February 2, 2016
1. Blast the overrepresented sequences
- Blast groups found mostly mitochondrial or ribosomal genes.
- Intestine blast group found an amino transferase gene that may be of interest later.
- Liver blast group found an anti-hemorage gene that may be of interest later.
2. Attempt to access the list of genes (SRP-0151827) mentioned in the Andrew et al. (2015) study
- We can blast our sequences against the Andrew et al. (2015) library.
- We have the potential to download the entire library with instructions on the website, but do not understand how to use the software/programs required to do so.
- We found a toolkit that allows us to download one sequence at a time.
- We can blast within a run.
3. Add numbers to label proteins of "unknown function" in our reads
- Dylan and Dustin made a file that removed duplicate names from our runs.
- Dr. Campbell and Dr. Heyer used their file and got gene mapping results!
4.Normalize relative abundance of transcripts
- We used DEseq to normalize data.
- Data can be normalized using a total read count (TC) normalization.
Moving forward, we need to assign gene ontology terms to all genes.
- Compare gene output for all of liver reads to all of intestine reads.
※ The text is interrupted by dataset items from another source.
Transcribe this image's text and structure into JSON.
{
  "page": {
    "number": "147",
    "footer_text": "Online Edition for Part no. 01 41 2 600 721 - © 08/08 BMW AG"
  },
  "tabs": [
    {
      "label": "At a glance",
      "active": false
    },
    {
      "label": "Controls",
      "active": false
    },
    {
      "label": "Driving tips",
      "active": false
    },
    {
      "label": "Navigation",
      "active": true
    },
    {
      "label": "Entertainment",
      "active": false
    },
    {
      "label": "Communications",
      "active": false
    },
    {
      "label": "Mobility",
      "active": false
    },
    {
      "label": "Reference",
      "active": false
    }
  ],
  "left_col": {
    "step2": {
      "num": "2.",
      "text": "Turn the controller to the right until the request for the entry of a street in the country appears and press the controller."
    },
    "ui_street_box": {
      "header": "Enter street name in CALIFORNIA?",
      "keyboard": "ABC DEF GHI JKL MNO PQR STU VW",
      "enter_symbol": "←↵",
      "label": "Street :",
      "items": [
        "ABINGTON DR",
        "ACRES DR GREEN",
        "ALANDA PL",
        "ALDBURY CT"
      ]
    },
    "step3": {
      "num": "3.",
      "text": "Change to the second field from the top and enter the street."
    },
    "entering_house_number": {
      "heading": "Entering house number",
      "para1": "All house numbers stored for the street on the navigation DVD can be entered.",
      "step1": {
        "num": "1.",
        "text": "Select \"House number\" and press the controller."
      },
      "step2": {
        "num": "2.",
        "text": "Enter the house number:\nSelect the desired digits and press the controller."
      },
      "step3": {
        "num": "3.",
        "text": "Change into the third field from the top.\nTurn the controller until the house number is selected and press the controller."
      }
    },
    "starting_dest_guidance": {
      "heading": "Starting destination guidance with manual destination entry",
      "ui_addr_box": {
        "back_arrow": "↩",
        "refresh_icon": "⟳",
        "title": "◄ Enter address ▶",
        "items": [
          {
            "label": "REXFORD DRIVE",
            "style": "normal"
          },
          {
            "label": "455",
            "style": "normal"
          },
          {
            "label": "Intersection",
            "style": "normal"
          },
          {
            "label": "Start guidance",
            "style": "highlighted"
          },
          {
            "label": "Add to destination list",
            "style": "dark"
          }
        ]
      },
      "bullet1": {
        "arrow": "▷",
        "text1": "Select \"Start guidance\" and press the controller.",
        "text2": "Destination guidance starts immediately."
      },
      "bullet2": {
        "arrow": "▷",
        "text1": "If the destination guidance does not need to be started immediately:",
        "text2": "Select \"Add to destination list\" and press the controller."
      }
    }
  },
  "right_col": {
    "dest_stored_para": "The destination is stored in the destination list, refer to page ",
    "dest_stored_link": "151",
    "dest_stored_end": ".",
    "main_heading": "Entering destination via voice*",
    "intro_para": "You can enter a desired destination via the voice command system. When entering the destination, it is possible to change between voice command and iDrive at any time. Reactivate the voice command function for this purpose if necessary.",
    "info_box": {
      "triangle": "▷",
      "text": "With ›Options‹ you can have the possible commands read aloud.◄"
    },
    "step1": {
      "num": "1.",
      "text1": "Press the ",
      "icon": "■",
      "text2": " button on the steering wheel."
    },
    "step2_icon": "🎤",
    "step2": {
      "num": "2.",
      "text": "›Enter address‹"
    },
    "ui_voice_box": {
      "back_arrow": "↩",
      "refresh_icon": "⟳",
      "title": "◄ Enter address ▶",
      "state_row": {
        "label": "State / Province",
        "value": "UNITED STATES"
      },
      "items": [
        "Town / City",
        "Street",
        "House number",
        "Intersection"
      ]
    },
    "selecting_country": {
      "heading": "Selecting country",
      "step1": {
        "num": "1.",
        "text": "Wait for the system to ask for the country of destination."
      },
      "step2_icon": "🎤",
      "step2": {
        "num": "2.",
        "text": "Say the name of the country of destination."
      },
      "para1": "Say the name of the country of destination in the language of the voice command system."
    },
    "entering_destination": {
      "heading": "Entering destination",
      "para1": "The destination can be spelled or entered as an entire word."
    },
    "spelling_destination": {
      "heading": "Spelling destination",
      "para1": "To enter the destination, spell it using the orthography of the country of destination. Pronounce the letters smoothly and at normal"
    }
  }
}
- Generate heat map (FIGURE OUT HOW TO ADD SCREENSHOT).
- Liver and intestine are expressing different genes.
- Fed-snakes are not clustered in the way we would expect.
- Cluster is based off of every gene.
- Dendrogram shows which samples are more similar to each other.
Moving forward, we need to figure out the codes that will allow us to cluster genes in the most logical way.'
- Intestines Group 3 is trying to write a code to cluster only intestines data for the 3 fed versus the 3 non-fed snakes.
- Andrew, Audra L., et al. “Rapid changes in gene expression direct rapid shifts in intestinal form and function in the Burmese python after feeding.” Physiol Genomics. 47 (2015): 147-157.